The losing candidate went on to win the next presidential election.
Some presidential candidates also received votes as vice presidential candidates.
No other American presidential election stands out from the other elections in quite as many ways, and we’ve had some strange ones.
Other odd elections
In 1800, the election was decided by the House of Representatives, but this happened within a two-party system in a fairly normal way, and the House’s role was limited to breaking the tie between Democratic-Republican presidential candidate Thomas Jefferson and his running mate, Aaron Burr, leading eventually to the expected outcome (Thomas Jefferson becoming president) and contributing to the passage of the 12th Amendment in order to avoid similar unintended problems in the future.
In 1860, there were four major candidates (two from the Democratic party). This is the election that led to the Civil War… but while the political stakes involved with a presidential election have never been higher than in 1860, Abraham Lincoln won a plurality of the popular vote in order to win, and his opponents didn’t come from within his own party.
In 1888, the losing candidate, Grover Cleveland, won the popular vote and came back to win the next presidential election — but there were only two major candidates, the election took place in a stable two-party system, and the popular vote margin was fairly close.
The election of 1824 was the most unique presidential election in American history. However, its unique circumstances were closer to the expectations of the Founding Fathers. The Founding Fathers designed the Electoral College without a good understanding of how democratic politics would evolve within the United States.
What the Founding Fathers expected
Few (if any!) of those present at the Constitutional Connvention anticipated national political parties consolidating behind candidates.
Most delegates to the Constitutional Convention thought most potential presidents - after George Washington - would enjoy the support of comparatively few electors from outside of their home states. They thought that only rarely would a single person enjoy such a dominant level of popularity as George Washington did at the time. Instead, most potential presidents would have trouble standing out in comparison to their peers.
This expectation is visible in the records we have on what was argued at the Constitutional Convention.
At the time, it seemed common sense that each elector would usually cast one of their two votes for a candidate from their own state. Some delegates (notably Gouverneur Morris) thought that requiring a second vote from electors would be enough to put a majority vote within reach of a candidate with ordinary levels of popularity, but others (notably George Mason) thought it would almost never happen in spite of that.
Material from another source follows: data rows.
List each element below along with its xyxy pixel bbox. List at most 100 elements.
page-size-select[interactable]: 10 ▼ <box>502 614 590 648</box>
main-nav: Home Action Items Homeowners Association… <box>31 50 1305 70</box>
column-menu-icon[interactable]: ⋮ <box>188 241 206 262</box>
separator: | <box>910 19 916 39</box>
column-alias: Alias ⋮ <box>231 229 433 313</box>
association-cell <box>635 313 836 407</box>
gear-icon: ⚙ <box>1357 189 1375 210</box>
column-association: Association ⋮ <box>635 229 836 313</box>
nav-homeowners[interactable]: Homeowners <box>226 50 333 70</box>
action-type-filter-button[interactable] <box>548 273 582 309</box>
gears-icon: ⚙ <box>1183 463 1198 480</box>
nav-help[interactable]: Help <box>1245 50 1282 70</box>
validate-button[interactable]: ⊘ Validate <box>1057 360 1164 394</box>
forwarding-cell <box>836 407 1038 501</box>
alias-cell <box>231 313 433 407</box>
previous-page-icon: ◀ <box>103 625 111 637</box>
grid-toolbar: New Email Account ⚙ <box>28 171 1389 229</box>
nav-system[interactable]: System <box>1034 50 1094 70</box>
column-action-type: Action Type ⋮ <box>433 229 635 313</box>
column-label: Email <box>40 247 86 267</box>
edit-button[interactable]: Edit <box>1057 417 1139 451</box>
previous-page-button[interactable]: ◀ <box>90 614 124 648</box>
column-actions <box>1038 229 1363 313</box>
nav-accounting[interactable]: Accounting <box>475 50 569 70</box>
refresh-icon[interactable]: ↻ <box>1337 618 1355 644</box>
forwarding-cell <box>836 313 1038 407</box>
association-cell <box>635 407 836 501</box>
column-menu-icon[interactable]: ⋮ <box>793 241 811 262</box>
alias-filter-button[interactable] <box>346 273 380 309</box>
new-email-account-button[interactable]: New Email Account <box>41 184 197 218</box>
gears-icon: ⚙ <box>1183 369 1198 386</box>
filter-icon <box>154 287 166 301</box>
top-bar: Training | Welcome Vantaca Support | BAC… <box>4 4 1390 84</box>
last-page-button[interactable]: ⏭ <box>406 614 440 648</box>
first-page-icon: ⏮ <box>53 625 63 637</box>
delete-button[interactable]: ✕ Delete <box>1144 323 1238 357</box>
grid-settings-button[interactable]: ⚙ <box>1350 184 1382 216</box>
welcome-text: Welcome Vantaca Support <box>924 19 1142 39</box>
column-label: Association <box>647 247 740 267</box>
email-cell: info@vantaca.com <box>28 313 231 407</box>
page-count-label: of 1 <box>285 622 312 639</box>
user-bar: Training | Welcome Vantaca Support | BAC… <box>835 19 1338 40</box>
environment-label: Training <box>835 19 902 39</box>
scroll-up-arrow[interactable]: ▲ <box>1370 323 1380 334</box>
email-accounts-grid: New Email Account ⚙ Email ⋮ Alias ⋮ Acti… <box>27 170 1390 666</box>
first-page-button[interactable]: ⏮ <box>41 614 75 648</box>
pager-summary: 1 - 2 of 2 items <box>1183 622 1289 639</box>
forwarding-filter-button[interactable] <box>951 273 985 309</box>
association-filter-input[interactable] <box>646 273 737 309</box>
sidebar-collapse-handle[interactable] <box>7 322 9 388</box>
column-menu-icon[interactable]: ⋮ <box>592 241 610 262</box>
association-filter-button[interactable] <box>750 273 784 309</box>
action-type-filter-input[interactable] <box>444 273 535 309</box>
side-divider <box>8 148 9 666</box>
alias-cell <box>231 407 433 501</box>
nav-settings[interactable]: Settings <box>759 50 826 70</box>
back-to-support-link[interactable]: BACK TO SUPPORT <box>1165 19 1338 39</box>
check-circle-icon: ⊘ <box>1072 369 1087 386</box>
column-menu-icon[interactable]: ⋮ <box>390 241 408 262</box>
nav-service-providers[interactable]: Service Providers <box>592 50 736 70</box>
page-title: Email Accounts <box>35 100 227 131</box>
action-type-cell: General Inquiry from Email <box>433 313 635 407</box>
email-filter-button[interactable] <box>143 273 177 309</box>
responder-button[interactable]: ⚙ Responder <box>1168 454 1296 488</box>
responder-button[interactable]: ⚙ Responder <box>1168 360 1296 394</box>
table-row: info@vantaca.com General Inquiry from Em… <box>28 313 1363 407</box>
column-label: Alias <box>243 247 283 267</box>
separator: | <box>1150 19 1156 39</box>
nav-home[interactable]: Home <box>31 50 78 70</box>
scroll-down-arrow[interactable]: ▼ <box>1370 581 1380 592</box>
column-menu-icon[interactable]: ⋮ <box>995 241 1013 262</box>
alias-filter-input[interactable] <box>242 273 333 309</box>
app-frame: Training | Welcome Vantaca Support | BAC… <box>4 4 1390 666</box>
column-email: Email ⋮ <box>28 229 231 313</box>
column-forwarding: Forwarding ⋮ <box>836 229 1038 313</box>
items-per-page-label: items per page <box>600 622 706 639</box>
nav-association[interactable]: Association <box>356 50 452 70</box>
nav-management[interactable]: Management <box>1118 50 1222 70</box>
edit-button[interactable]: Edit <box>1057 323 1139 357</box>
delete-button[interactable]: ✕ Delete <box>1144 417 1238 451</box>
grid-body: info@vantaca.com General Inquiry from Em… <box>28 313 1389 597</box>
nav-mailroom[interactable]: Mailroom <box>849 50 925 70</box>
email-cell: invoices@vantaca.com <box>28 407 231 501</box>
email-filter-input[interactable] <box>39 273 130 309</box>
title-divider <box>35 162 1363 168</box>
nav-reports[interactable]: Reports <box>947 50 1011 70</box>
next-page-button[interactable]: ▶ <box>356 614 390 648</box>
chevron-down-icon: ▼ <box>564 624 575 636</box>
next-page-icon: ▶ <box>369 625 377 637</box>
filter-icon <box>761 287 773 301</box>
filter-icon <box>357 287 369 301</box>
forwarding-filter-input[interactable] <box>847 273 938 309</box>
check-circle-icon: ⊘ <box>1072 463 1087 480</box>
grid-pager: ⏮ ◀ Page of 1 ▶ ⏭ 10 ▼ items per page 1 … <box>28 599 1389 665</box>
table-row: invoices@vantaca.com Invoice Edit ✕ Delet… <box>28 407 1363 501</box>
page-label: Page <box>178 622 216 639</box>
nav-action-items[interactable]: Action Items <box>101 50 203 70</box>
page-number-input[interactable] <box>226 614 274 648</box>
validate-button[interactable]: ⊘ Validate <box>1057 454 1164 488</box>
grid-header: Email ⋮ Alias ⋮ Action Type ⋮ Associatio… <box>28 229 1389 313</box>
In more typical circumstances, the Electoral College would therefore serve as a nominating body, narrowing a broad field of contenders down to the top five nominees, who would either be from large states or be nationally prominent people with broad support across multiple states. The House of Representatives, using the old 1 vote per state delegation rule of the Continental Congress, would then choose one of those candidates to be the president.
The “one vote per state delegation” rule was a compromise used to appease small state delegates: After all, the large states would have a significant advantage in the nominating process.
Five nominees was similarly a compromise — those who preferred more involvement by the legislature or came from smaller states favored a larger number of nominees considered by the House, while those who preferred a more democratically elected president and those from larger states preferred a smaller number of nominees (such as three).
James Madison and other more populist delegates also tried to lower the threshold for automatic election from a majority (greater than one half) to a plurality of at least one third, in order to try to keep the legislature out of the presidential election process. This measure failed. Few presidential elections have had the broad field of candidates the Founding Fathers expected, or been decided by the House.
The election of 1824 seems strange today, but I like to think of it as a rare example of the American presidential election system working as it was originally intended to work.